The exchange rate started at 20.57 units before the monetary policy announcement, later reducing losses to 20.42 pesos per dollar. Gabriela Siller, director of economic-financial analysis at Banco Base, commented that despite a non-restrictive tone in the statement, increases in inflation forecasts are expected for the coming quarters.
"The movement in the exchange rate following the announcement was due to the expectation of interest rate cuts by Banxico," Siller mentioned. Jason Tuvey, deputy chief economist for emerging markets at Capital Economics, pointed out that Banxico left open the possibility of greater easing in the future, though this will largely depend on the situation of the peso.
Tuvey also warned that a sharp decline in the value of the currency could lead authorities to halt or reverse the easing cycle. Two important factors that influenced the rate cut were the inflation rate in October and the stability of the peso following the elections in the United States.
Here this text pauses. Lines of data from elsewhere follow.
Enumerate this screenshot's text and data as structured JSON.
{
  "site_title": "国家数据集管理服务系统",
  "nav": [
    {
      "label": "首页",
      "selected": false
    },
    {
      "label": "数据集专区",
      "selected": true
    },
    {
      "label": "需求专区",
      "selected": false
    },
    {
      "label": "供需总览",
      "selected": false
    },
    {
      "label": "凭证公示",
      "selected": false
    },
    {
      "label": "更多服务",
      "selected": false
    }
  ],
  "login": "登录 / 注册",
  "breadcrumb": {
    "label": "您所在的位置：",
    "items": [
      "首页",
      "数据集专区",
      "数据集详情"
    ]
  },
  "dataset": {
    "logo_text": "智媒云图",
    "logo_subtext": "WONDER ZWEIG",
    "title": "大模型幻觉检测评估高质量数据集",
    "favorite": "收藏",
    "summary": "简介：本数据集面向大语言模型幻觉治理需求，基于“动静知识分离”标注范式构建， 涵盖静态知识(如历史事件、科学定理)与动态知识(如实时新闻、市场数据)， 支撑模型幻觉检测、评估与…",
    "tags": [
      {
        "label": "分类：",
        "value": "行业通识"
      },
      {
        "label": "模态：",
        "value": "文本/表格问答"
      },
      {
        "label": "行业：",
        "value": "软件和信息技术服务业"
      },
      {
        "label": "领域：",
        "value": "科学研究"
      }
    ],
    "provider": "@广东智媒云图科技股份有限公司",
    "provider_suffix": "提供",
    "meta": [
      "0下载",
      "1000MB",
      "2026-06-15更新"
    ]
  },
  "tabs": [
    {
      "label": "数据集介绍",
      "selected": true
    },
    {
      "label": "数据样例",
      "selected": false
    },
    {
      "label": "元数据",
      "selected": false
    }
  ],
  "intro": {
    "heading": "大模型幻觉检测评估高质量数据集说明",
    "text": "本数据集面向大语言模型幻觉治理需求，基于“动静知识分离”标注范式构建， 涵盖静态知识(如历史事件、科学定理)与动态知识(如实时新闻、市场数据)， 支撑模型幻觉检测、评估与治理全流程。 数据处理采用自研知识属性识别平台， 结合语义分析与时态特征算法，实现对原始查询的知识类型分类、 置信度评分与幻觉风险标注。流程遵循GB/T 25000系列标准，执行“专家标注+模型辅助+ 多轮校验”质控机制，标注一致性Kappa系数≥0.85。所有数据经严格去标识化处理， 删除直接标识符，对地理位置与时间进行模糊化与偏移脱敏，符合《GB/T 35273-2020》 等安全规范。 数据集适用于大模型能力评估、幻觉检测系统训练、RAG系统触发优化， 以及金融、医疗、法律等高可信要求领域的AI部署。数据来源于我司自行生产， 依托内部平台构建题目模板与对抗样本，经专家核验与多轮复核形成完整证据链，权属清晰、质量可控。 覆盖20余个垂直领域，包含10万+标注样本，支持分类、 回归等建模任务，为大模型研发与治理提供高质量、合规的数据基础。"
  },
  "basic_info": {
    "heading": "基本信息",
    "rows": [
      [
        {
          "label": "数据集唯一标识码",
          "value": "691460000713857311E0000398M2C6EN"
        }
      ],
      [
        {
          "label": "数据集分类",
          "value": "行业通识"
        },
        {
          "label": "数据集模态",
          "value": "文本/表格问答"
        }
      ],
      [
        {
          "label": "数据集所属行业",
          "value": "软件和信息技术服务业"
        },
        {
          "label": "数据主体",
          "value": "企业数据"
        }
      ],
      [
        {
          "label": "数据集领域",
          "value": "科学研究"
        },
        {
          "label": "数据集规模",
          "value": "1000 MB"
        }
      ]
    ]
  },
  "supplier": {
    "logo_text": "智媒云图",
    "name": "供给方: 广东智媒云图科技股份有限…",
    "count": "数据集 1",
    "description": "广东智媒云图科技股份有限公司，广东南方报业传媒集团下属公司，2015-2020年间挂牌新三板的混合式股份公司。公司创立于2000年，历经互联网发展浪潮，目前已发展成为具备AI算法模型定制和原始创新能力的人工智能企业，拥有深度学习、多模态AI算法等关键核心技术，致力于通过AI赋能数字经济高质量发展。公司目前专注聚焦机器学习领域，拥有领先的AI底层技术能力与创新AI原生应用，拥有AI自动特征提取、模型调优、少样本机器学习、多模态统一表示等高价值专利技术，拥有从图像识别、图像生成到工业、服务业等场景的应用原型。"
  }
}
Andrés Abadía, chief economist for Latin America at Pantheon Macroeconomics, suggested that the peso could become a target for Trump in the coming year, which would raise inflation expectations. This, in turn, could limit future interest rate cuts. Luis Gonzali, vice president and co-director of investments at Franklin Templeton Mexico, emphasized the importance of acting quickly in response to the potential inflationary impact of Trump.
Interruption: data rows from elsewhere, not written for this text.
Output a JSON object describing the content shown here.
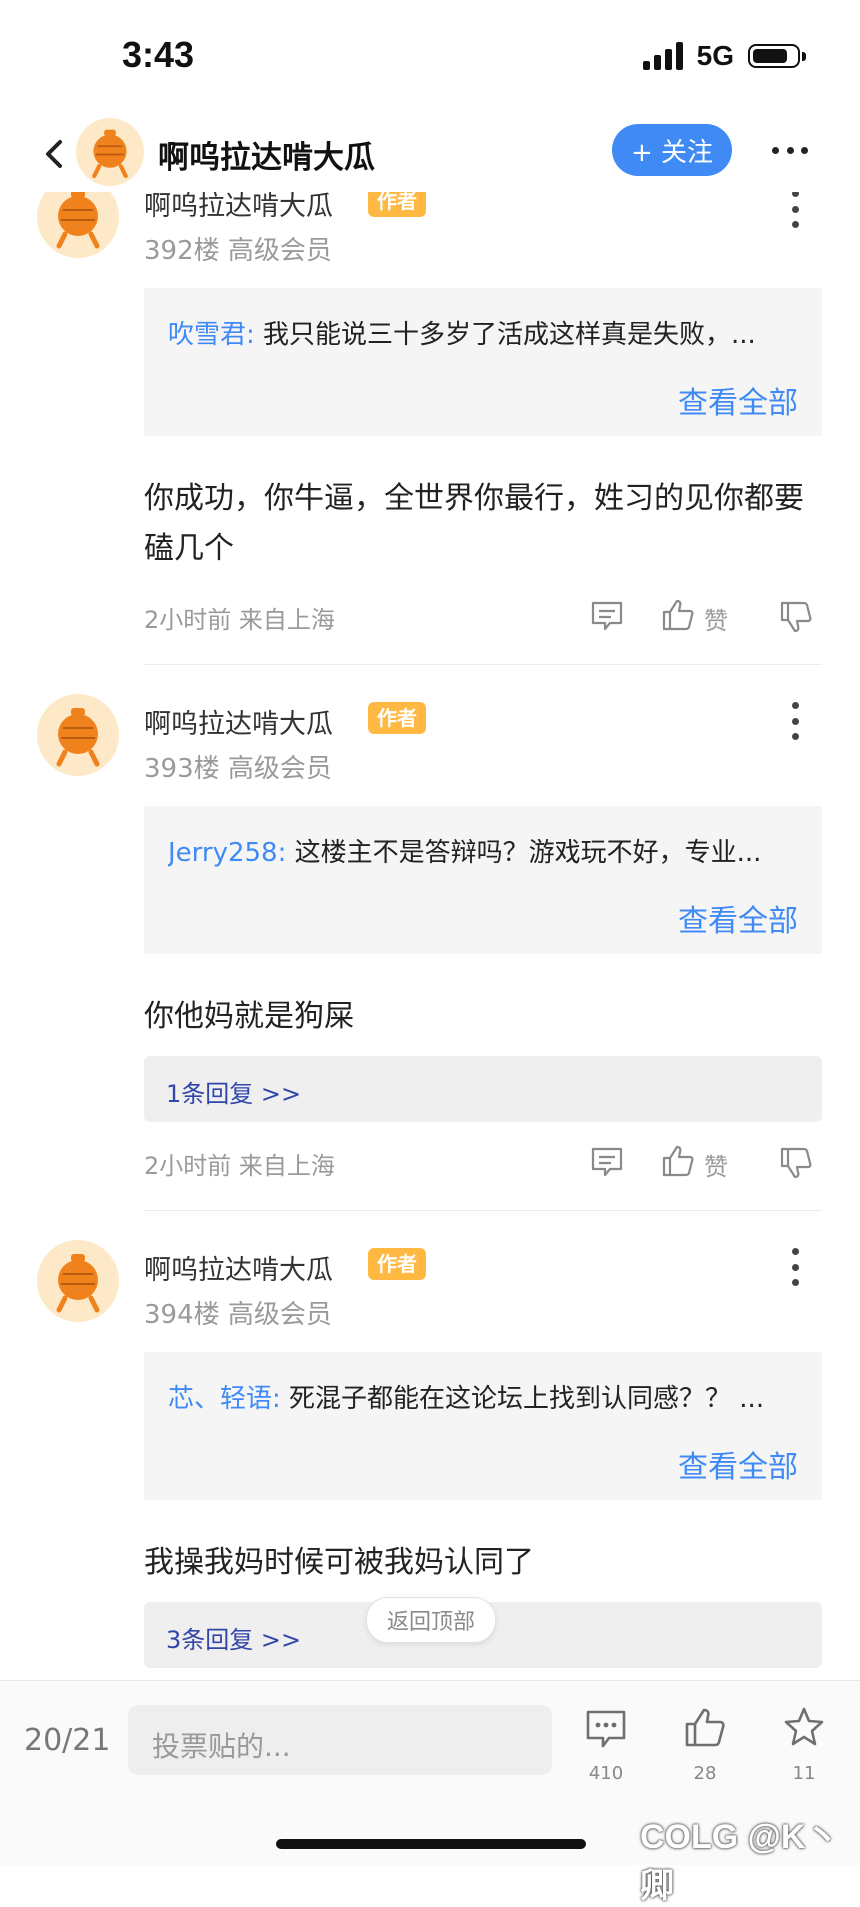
{
  "status": {
    "time": "3:43",
    "network": "5G"
  },
  "header": {
    "title": "啊呜拉达啃大瓜",
    "follow_label": "+ 关注"
  },
  "posts": [
    {
      "username": "啊呜拉达啃大瓜",
      "badge": "作者",
      "floor": "392楼 高级会员",
      "quote_user": "吹雪君:",
      "quote_text": " 我只能说三十多岁了活成这样真是失败，...",
      "quote_more": "查看全部",
      "content": "你成功，你牛逼，全世界你最行，姓习的见你都要磕几个",
      "replies": "",
      "meta": "2小时前 来自上海",
      "like_label": "赞"
    },
    {
      "username": "啊呜拉达啃大瓜",
      "badge": "作者",
      "floor": "393楼 高级会员",
      "quote_user": "Jerry258:",
      "quote_text": " 这楼主不是答辩吗？游戏玩不好，专业...",
      "quote_more": "查看全部",
      "content": "你他妈就是狗屎",
      "replies": "1条回复 >>",
      "meta": "2小时前 来自上海",
      "like_label": "赞"
    },
    {
      "username": "啊呜拉达啃大瓜",
      "badge": "作者",
      "floor": "394楼 高级会员",
      "quote_user": "芯、轻语:",
      "quote_text": " 死混子都能在这论坛上找到认同感？？ ...",
      "quote_more": "查看全部",
      "content": "我操我妈时候可被我妈认同了",
      "replies": "3条回复 >>",
      "meta": "",
      "like_label": ""
    }
  ],
  "back_to_top": "返回顶部",
  "bottom_bar": {
    "page_indicator": "20/21",
    "input_placeholder": "投票贴的...",
    "comment_count": "410",
    "like_count": "28",
    "fav_count": "11"
  },
  "watermark": "COLG @K丶卿",
  "colors": {
    "accent": "#3f8af5",
    "badge": "#ffb943",
    "reply_link": "#3245a8"
  }
}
According to analysts, the interest rate cut by Banxico was expected, but it will be crucial to observe the behavior of the exchange rate to determine if further cuts will occur. The Board of Governors of the Bank also mentioned the possibility of additional depreciation of the Mexican peso as a risk for future inflation. Despite the downward pressure following Trump's election, the peso has managed to recover most of its losses.